CS/ECE 545 Homework 1

Complete by Class 2

Computer Accounts

Get a WPI computer account at the CCC workstation room at the top of the main stiars in Fuller Labs or by e-mail to system@wpi.edu.

Get a CS account by e-mail to system@cs.wpi.edu. Be sure you've arranged the WPI account first since your login name and password will be duplicated. Afterwards, you can change your two passwords independently - just use the UNIX passwd command.

Image Processing Program Shell

Write a program (or programs) which reads an image, processes it, and writes an output image file. Prompt the user for the input/output file names. Use C, C++, or Java and use the standard file format. Hand in your program(s) in class.

  1. Rotate the image 90° in some direction.
  2. Invert the image (white -> black and black -> white).
  3. Replace each pixel by the average of four adjacent pixels in some direction. Be sure your program handles image edges gracefully (make sure it doesn't crash. Don't worry about getting the "correct" pixel values on the edges).
  4. Make a picture one-half the number of pixels in each direction. Replace each pixel with one containing the average of four adjacent pixels in the original image. Be sure your program works with both odd and even numbers of rows/columns.

Solution

This is only one possible solution. Mileage may vary.

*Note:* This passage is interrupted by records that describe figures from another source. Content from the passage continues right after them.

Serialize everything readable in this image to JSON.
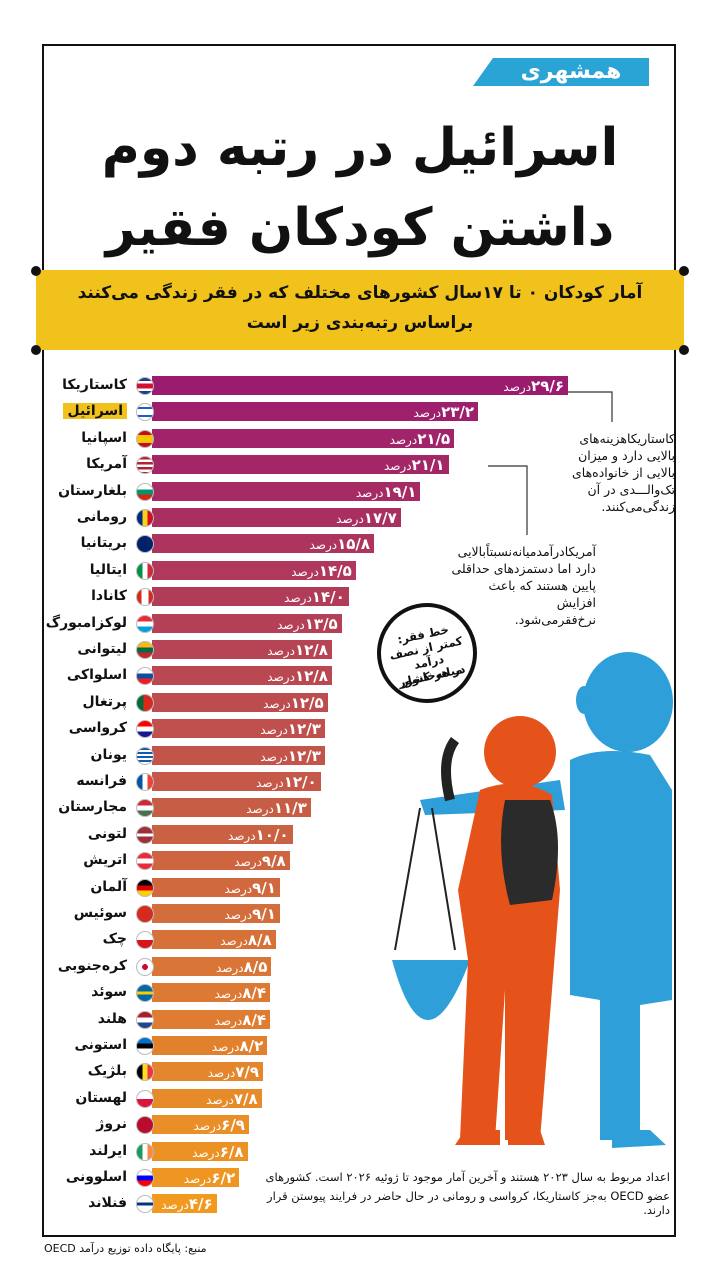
{
  "logo": "همشهری",
  "title": {
    "line1": "اسرائیل در رتبه دوم",
    "line2": "داشتن کودکان فقیر"
  },
  "subtitle": {
    "line1": "آمار کودکان ۰ تا ۱۷سال کشورهای مختلف که در فقر زندگی می‌کنند",
    "line2": "براساس رتبه‌بندی زیر است"
  },
  "unit_label": "درصد",
  "notes": {
    "costa_rica": [
      "کاستاریکاهزینه‌های",
      "بالایی دارد و میزان",
      "بالایی از خانواده‌های",
      "تک‌والـــدی در آن",
      "زندگی‌می‌کنند."
    ],
    "usa": [
      "آمریکادرآمدمیانه‌نسبتاًبالایی",
      "دارد اما دستمزدهای حداقلی",
      "پایین هستند که باعث افزایش",
      "نرخ‌فقرمی‌شود."
    ]
  },
  "badge": {
    "lines": [
      "خط فقر:",
      "کمتر از نصف",
      "درآمد میانه‌خانوار",
      "در هر کشور"
    ]
  },
  "footer": [
    "اعداد مربوط به سال ۲۰۲۳ هستند و آخرین آمار موجود تا ژوئیه ۲۰۲۶ است. کشورهای",
    "عضو OECD به‌جز کاستاریکا، کرواسی و رومانی در حال حاضر در فرایند پیوستن قرار دارند."
  ],
  "source": "منبع: پایگاه داده توزیع درآمد OECD",
  "colors": {
    "accent": "#f1c21b",
    "logo_blue": "#2aa3d5",
    "bar_top": "#9b1b6e",
    "bar_bottom": "#f29a1f"
  },
  "chart_data": {
    "type": "bar",
    "orientation": "horizontal",
    "categories": [
      "کاستاریکا",
      "اسرائیل",
      "اسپانیا",
      "آمریکا",
      "بلغارستان",
      "رومانی",
      "بریتانیا",
      "ایتالیا",
      "کانادا",
      "لوکزامبورگ",
      "لیتوانی",
      "اسلواکی",
      "پرتغال",
      "کرواسی",
      "یونان",
      "فرانسه",
      "مجارستان",
      "لتونی",
      "اتریش",
      "آلمان",
      "سوئیس",
      "چک",
      "کره‌جنوبی",
      "سوئد",
      "هلند",
      "استونی",
      "بلژیک",
      "لهستان",
      "نروژ",
      "ایرلند",
      "اسلوونی",
      "فنلاند"
    ],
    "values": [
      29.6,
      23.2,
      21.5,
      21.1,
      19.1,
      17.7,
      15.8,
      14.5,
      14.0,
      13.5,
      12.8,
      12.8,
      12.5,
      12.3,
      12.3,
      12.0,
      11.3,
      10.0,
      9.8,
      9.1,
      9.1,
      8.8,
      8.5,
      8.4,
      8.4,
      8.2,
      7.9,
      7.8,
      6.9,
      6.8,
      6.2,
      4.6
    ],
    "value_labels": [
      "۲۹/۶",
      "۲۳/۲",
      "۲۱/۵",
      "۲۱/۱",
      "۱۹/۱",
      "۱۷/۷",
      "۱۵/۸",
      "۱۴/۵",
      "۱۴/۰",
      "۱۳/۵",
      "۱۲/۸",
      "۱۲/۸",
      "۱۲/۵",
      "۱۲/۳",
      "۱۲/۳",
      "۱۲/۰",
      "۱۱/۳",
      "۱۰/۰",
      "۹/۸",
      "۹/۱",
      "۹/۱",
      "۸/۸",
      "۸/۵",
      "۸/۴",
      "۸/۴",
      "۸/۲",
      "۷/۹",
      "۷/۸",
      "۶/۹",
      "۶/۸",
      "۶/۲",
      "۴/۶"
    ],
    "highlight": "اسرائیل",
    "unit": "درصد"
  }
}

See the new and improved software utilities in the software library The program consists of the following common modules. The software is available by following the links below:

img.h the usual definitions. This is used in all other program files.
img.c - utility functions for managing image structs and functions for reading and writing image files in the standard format.

Note: gif versions of the images are here.

There are four versions of main(), corresponding to the four programming assignments.

hw01a.c - rotate an image 90° clockwise
hw01b.c - invert an image
hw01c.c - blur an image using averaging in a 2x2 pixel neighborhood
hw01d.c - reduce image size to half using averaging in a 2x2 pixel neighborhood

The image leonardo1 was used in all four examples, but the code works properly with grayscale images, too.

Note that these are classical C programs except that structs are used for images. That makes it straightforward to transform this code into C++.